In Eq. (1a), F is the deformation gradient, ψ is the strain energy, and p is an arbitrary pressure-like scalar. Simplifying (1a) for a Neo-Hookean, isotropic and homogeneous solid,

$$W=C(I_1-3)$$

$$C=\mu /2,\mu =\frac{E_t}{2\left(1+v\right)}$$

where W is the strain energy density, I₁ is the first strain invariant, μ is the shear modulus, ν is the Poisson ratio, and E_t is the Young elastic modulus of the soft tissue. Assuming ν≈0.5, one finds from (1c) that C≈E_t/6 (Ohayon et al., 2007).

Two failure modes have been previously described by Gent in layers of hyperelastic materials with rigid spherical inclusions: cavitation and debonding (Gent and Park, 1984). Based on the theoretical model initially developed for the study of reinforced polymers (Gent and Lindley, 1958, Gent and Tompkins, 1969, Gent, 1980, Cho and Gent, 1988), we studied the failure mode of a hyperelastic fibrous cap with embedded μCalcs.
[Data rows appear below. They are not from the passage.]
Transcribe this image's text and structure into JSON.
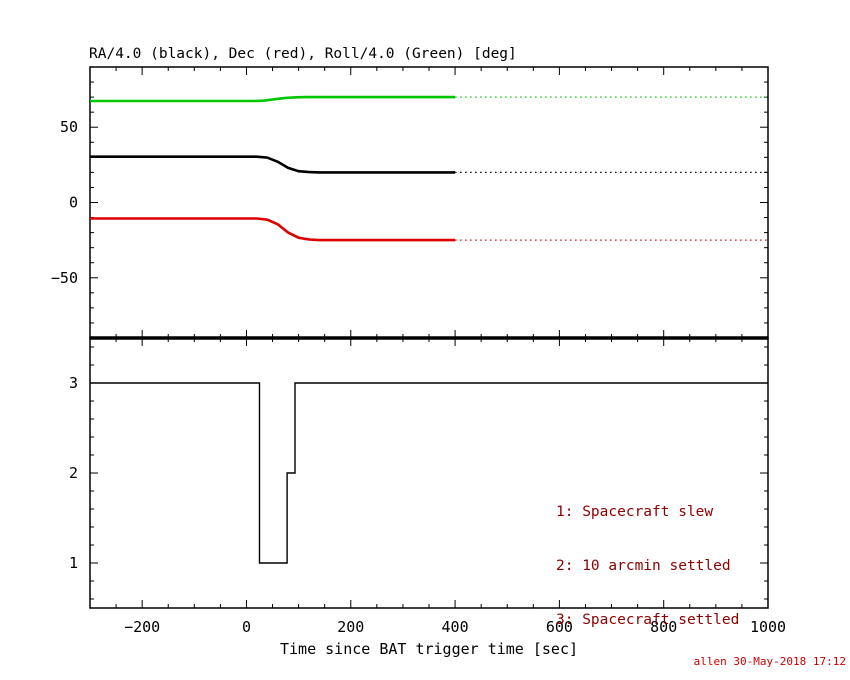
{
  "figure": {
    "title": "RA/4.0 (black), Dec (red), Roll/4.0 (Green) [deg]",
    "xlabel": "Time since BAT trigger time [sec]",
    "footer": "allen 30-May-2018 17:12",
    "colors": {
      "frame": "#000000",
      "ra_line": "#000000",
      "dec_line": "#dd0000",
      "roll_line": "#00c800",
      "legend_text": "#8b0000",
      "footer_text": "#cc0000"
    }
  },
  "chart_data": [
    {
      "type": "line",
      "panel": "attitude",
      "title": "RA/4.0 (black), Dec (red), Roll/4.0 (Green) [deg]",
      "xlim": [
        -300,
        1000
      ],
      "ylim": [
        -90,
        90
      ],
      "xticks": [
        -200,
        0,
        200,
        400,
        600,
        800,
        1000
      ],
      "xtick_labels_visible": false,
      "yticks": [
        -50,
        0,
        50
      ],
      "x_minor_step": 50,
      "y_minor_step": 10,
      "grid": false,
      "series": [
        {
          "name": "roll-div4",
          "legend": "Roll/4.0 (Green)",
          "color": "#00c800",
          "segments": [
            {
              "style": "solid",
              "points": [
                [
                  -300,
                  67.4
                ],
                [
                  15,
                  67.4
                ],
                [
                  35,
                  67.7
                ],
                [
                  55,
                  68.6
                ],
                [
                  75,
                  69.5
                ],
                [
                  95,
                  69.9
                ],
                [
                  115,
                  70
                ],
                [
                  400,
                  70
                ]
              ]
            },
            {
              "style": "dotted",
              "points": [
                [
                  400,
                  70
                ],
                [
                  1000,
                  70
                ]
              ]
            }
          ]
        },
        {
          "name": "ra-div4",
          "legend": "RA/4.0 (black)",
          "color": "#000000",
          "segments": [
            {
              "style": "solid",
              "points": [
                [
                  -300,
                  30.4
                ],
                [
                  20,
                  30.4
                ],
                [
                  40,
                  29.8
                ],
                [
                  60,
                  27
                ],
                [
                  80,
                  23
                ],
                [
                  100,
                  20.8
                ],
                [
                  120,
                  20.2
                ],
                [
                  140,
                  20
                ],
                [
                  400,
                  20
                ]
              ]
            },
            {
              "style": "dotted",
              "points": [
                [
                  400,
                  20
                ],
                [
                  1000,
                  20
                ]
              ]
            }
          ]
        },
        {
          "name": "dec",
          "legend": "Dec (red)",
          "color": "#dd0000",
          "segments": [
            {
              "style": "solid",
              "points": [
                [
                  -300,
                  -10.6
                ],
                [
                  20,
                  -10.6
                ],
                [
                  40,
                  -11.4
                ],
                [
                  60,
                  -14.5
                ],
                [
                  80,
                  -20
                ],
                [
                  100,
                  -23.4
                ],
                [
                  120,
                  -24.6
                ],
                [
                  140,
                  -25
                ],
                [
                  400,
                  -25
                ]
              ]
            },
            {
              "style": "dotted",
              "points": [
                [
                  400,
                  -25
                ],
                [
                  1000,
                  -25
                ]
              ]
            }
          ]
        }
      ]
    },
    {
      "type": "step",
      "panel": "settled-flag",
      "xlim": [
        -300,
        1000
      ],
      "ylim": [
        0.5,
        3.5
      ],
      "xticks": [
        -200,
        0,
        200,
        400,
        600,
        800,
        1000
      ],
      "xtick_labels_visible": true,
      "yticks": [
        1,
        2,
        3
      ],
      "x_minor_step": 50,
      "y_minor_step": 0.2,
      "grid": false,
      "xlabel": "Time since BAT trigger time [sec]",
      "series": [
        {
          "name": "settled-state",
          "color": "#000000",
          "segments": [
            {
              "style": "solid",
              "points": [
                [
                  -300,
                  3
                ],
                [
                  25,
                  3
                ],
                [
                  25,
                  1
                ],
                [
                  78,
                  1
                ],
                [
                  78,
                  2
                ],
                [
                  93,
                  2
                ],
                [
                  93,
                  3
                ],
                [
                  1000,
                  3
                ]
              ]
            }
          ]
        }
      ],
      "annotations": [
        "1: Spacecraft slew",
        "2: 10 arcmin settled",
        "3: Spacecraft settled"
      ],
      "annotations_position": "right-center"
    }
  ]
}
Since the presence of a μCalc introduces local stress concentrations in a cap under tension, elastic energy is stored in the vicinity of the μCalc. Both cavitation and debonding lead to the release of this stored energy. The preferential mode of failure and the magnitude of the stored energy are determined by the size of the μCalc, the strength of the bond between the μCalc and the tissue and their respective Young's modulus of elasticity.

Debonding mechanism: A very small initially debonded area is assumed to grow in accordance with Griffith's criterion when the stored strain energy is greater than the energy required for debonding. From Gent (1980), the minimum applied stress necessary to cause debonding, σ_d, at the interface of a μCalc at its a pole is

$${\sigma }_d^2=\frac{8\pi G_a{E}_t}{3rk\sin \theta }$$

where G_a is the bond fracture energy per unit a of bonded surface, r is the radius of the μCalc and θ is the initial debonding angle (see Fig. 1; parameter values in Table 1). When the μCalc is a sphere, k has a value of 2.

Cavitation mechanism: If we assume a fibrous cap under tension containing an extremely small spherical void, the pressure, P_m, within the void acting on the tissue takes the form (Gent and Lindley, 1958)

$$P_m=C\left(5-\frac{4}{\lambda }-\frac{1}{{\lambda }^4}\right)$$

where λ is the extension ratio of the void. As the void grows and λ»1, P_m approaches the limiting value 5/6 E_t causing catastrophic rupture of the tissue layer. The presence of a void as a free surface in the tissue, creates a surface tension γ that opposes to the growth of the cavity, and if the initial void is assumed to be very small, of radius a=r/10, this energy is not negligible (Gent and Tompkins, 1969, Gent, 1980). The local tissue stress σ_c for a small void to grow is given by

$${\sigma }_c=\frac{5}{6}{E}_t+2\frac{\gamma }{a}$$

Eqs. (2), (4) determine which mode of failure will occur. σ_c represents the minimum tissue stress required to induce cavitation. Any larger local tissue stress would trigger the unbounded growth of the void in the tissue itself, while σ_d is the minimum tissue stress required to start debonding of the tissue at the tensile pole of the μCalc starting as a small separation void of prescribed initial debonding angle at the interface. Thus, if σ_c<σ_d then cavitation in the tissue will occur before interfacial debonding; if σ_c>σ_d then the failure mode will be interfacial debonding. The limiting behavior for cavitation, P_m=5E_t/6, is approached when the void is large enough to neglect its surface energy for expansion.